The annual dinner is also a promotion ceremony and this year, 66 administrative service officers (AOs) were promoted.

At the end of last year, there were 324 AOs, an increase of 4.5 per cent, the Public Service Division said. Last year, 24 officers joined the service while 10 either retired, resigned or transferred out.

Mr Ong said that to execute policy well, three things are needed.

The first is to pay attention to details by being close to the ground. The second is to work with non-government partners such as voluntary welfare organisations, restructured hospitals and vendors.
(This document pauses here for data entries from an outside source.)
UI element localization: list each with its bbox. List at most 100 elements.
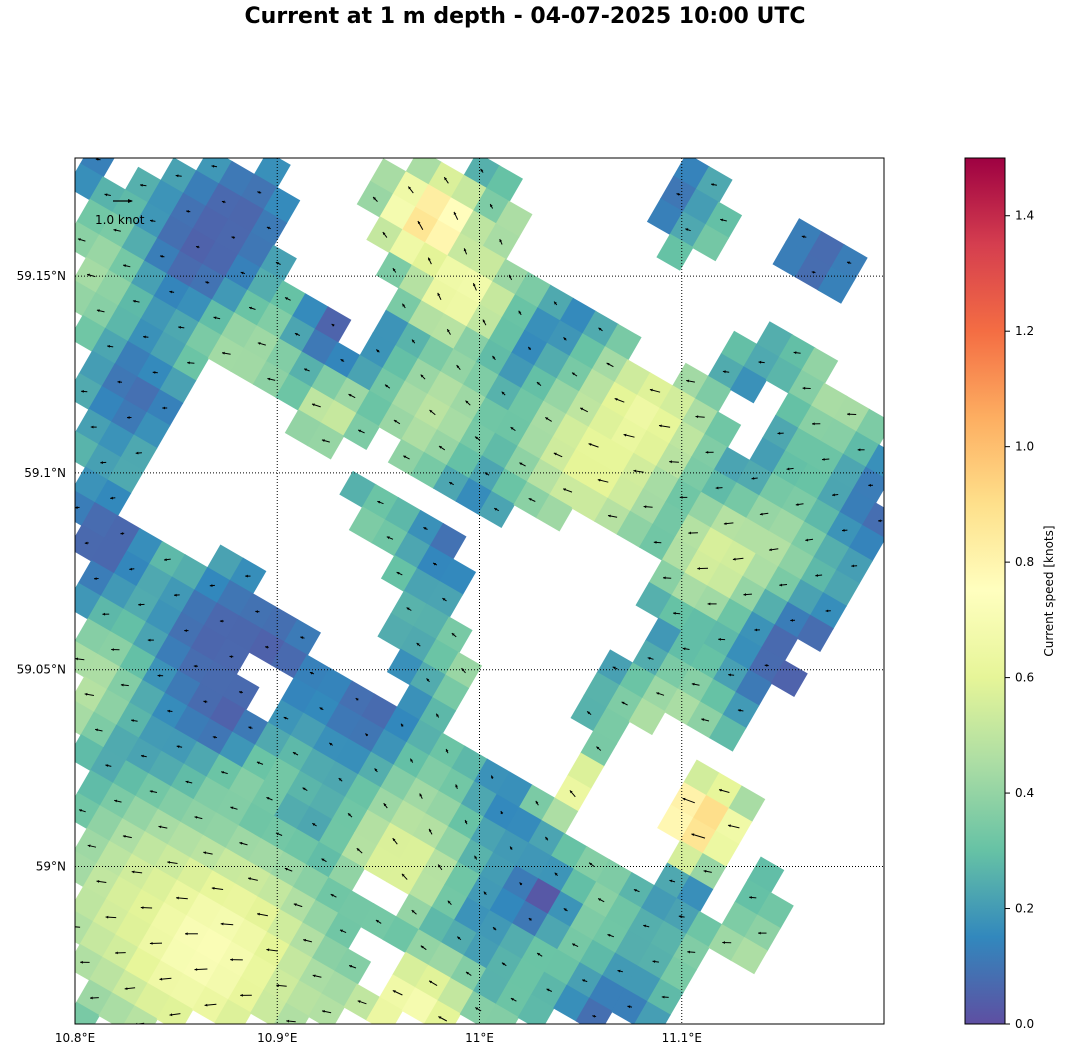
current-arrowhead bbox=[293, 903, 297, 907]
current-arrowhead bbox=[607, 934, 611, 937]
current-arrowhead bbox=[499, 239, 503, 243]
current-arrowhead bbox=[203, 700, 207, 704]
current-arrowhead bbox=[633, 889, 637, 892]
speed-cell bbox=[75, 314, 107, 353]
current-arrowhead bbox=[779, 583, 783, 587]
current-arrowhead bbox=[777, 431, 781, 435]
speed-cell bbox=[730, 937, 768, 975]
current-arrowhead bbox=[114, 799, 118, 803]
speed-cell bbox=[730, 366, 768, 404]
current-arrowhead bbox=[589, 862, 593, 866]
current-arrowhead bbox=[221, 771, 224, 774]
current-arrowhead bbox=[300, 636, 304, 640]
current-arrowhead bbox=[546, 988, 550, 992]
current-arrowhead bbox=[832, 493, 835, 497]
current-arrowhead bbox=[385, 384, 388, 388]
current-arrowhead bbox=[412, 339, 415, 343]
current-arrowhead bbox=[349, 965, 353, 968]
current-arrowhead bbox=[408, 186, 412, 190]
current-arrowhead bbox=[303, 938, 307, 942]
current-arrowhead bbox=[96, 880, 100, 883]
colorbar-tick-label: 0.4 bbox=[1015, 786, 1034, 800]
current-arrowhead bbox=[719, 788, 722, 792]
current-arrowhead bbox=[722, 370, 726, 374]
current-arrowhead bbox=[483, 891, 487, 895]
current-arrowhead bbox=[519, 462, 523, 466]
current-arrowhead bbox=[743, 593, 747, 596]
speed-cell bbox=[796, 614, 834, 652]
speed-cell bbox=[424, 1000, 462, 1024]
current-arrowhead bbox=[715, 486, 719, 490]
current-arrowhead bbox=[375, 920, 379, 923]
current-arrowhead bbox=[102, 612, 106, 616]
current-arrowhead bbox=[795, 503, 799, 506]
current-arrowhead bbox=[406, 607, 410, 611]
current-arrowhead bbox=[338, 778, 342, 781]
speed-cell bbox=[366, 996, 404, 1024]
current-arrowhead bbox=[587, 711, 591, 715]
speed-cell bbox=[75, 221, 101, 259]
map-frame bbox=[74, 157, 885, 1025]
current-arrowhead bbox=[140, 906, 144, 910]
map-area[interactable]: 1.0 knot bbox=[57, 141, 903, 1043]
current-arrowhead bbox=[545, 836, 549, 840]
current-arrowhead bbox=[633, 469, 637, 473]
speed-cell bbox=[459, 990, 497, 1024]
current-arrowhead bbox=[519, 882, 523, 886]
speed-cell bbox=[75, 885, 107, 923]
current-arrowhead bbox=[265, 645, 268, 649]
current-arrowhead bbox=[196, 245, 199, 249]
current-arrowhead bbox=[597, 478, 601, 482]
lat-tick-label: 59.15°N bbox=[17, 269, 66, 283]
speed-cell bbox=[75, 850, 98, 888]
current-arrowhead bbox=[396, 572, 400, 575]
current-arrowhead bbox=[194, 968, 198, 971]
current-arrowhead bbox=[437, 292, 441, 296]
current-arrowhead bbox=[80, 960, 83, 964]
current-arrowhead bbox=[160, 255, 163, 258]
current-arrowhead bbox=[229, 655, 233, 659]
current-arrowhead bbox=[248, 877, 251, 881]
current-arrowhead bbox=[149, 942, 153, 945]
current-arrowhead bbox=[71, 925, 74, 928]
current-arrowhead bbox=[652, 960, 656, 963]
current-arrowhead bbox=[357, 1000, 361, 1003]
current-arrowhead bbox=[239, 841, 243, 845]
current-arrowhead bbox=[212, 735, 216, 739]
colorbar-tick-label: 0.2 bbox=[1015, 902, 1034, 916]
current-arrowhead bbox=[330, 894, 334, 897]
current-arrowhead bbox=[528, 918, 532, 921]
current-arrowhead bbox=[444, 177, 447, 181]
current-arrowhead bbox=[193, 664, 197, 668]
current-arrowhead bbox=[518, 310, 522, 314]
current-arrowhead bbox=[606, 363, 610, 366]
current-arrowhead bbox=[140, 183, 143, 187]
speed-cell bbox=[123, 1005, 158, 1024]
current-arrowhead bbox=[286, 1019, 290, 1023]
current-arrowhead bbox=[322, 1010, 325, 1013]
speed-cell bbox=[517, 994, 555, 1024]
speed-cell bbox=[634, 1001, 671, 1024]
quiver-key-label: 1.0 knot bbox=[95, 213, 145, 227]
current-arrowhead bbox=[554, 872, 558, 876]
current-arrowhead bbox=[231, 236, 235, 239]
current-arrowhead bbox=[588, 443, 592, 446]
current-arrowhead bbox=[484, 472, 488, 476]
current-arrowhead bbox=[158, 825, 162, 829]
speed-cell bbox=[75, 910, 94, 946]
current-arrowhead bbox=[572, 943, 576, 947]
longitude-tick-labels: 10.8°E 10.9°E 11°E 11.1°E bbox=[55, 1031, 702, 1045]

The third is to tap the wisdom of public sector specialists with deep knowledge.

Elaborating on the first, he said keeping one's ear to the ground is important to understand the moods and sentiments of Singaporeans and how policies impact them. Being closer to where public services are delivered also allows officers to put the right features in policies more credibly.

Mr Ong praised the implementation of the Enhancement for Active Seniors (EASE) programme, which aims to improve the safety and comfort of seniors living in HDB flats.

Officers from the Ministry of National Development, HDB and Ministry of Health worked with occupational therapists to pilot the project and found that the height that grab bars are installed at is key.

So HDB trained the contractors to ensure each installation of a grab bar is customised to each senior living there.

"About 24,000 residents have signed up for the programme since its 2012 launch, demonstrating how attention to detail leads to practical benefits for our seniors," he said.

Mr Ong also highlighted the importance of exposing the AOs to operational jobs, such as putting more buses on the road.

There are now 27 AOs working in such jobs, and the aim is to have all AOs have at least one such posting in their careers.

Another initiative - the six- month Community Attachment Programme - has seen its participants quadruple from 10 in the 1980s to 40 this year, he said.

By year's end, 70 per cent of AOs are expected to have undergone this in their first 15 years.

Despite the more challenging environment, Mr Ong said that Singapore's civil service is starting from a strong base in policy implementation and is internationally recognised for this strength.

"We are a public service that can get things done. This can-do spirit must spur us on as we tackle new problems that confront us," he said.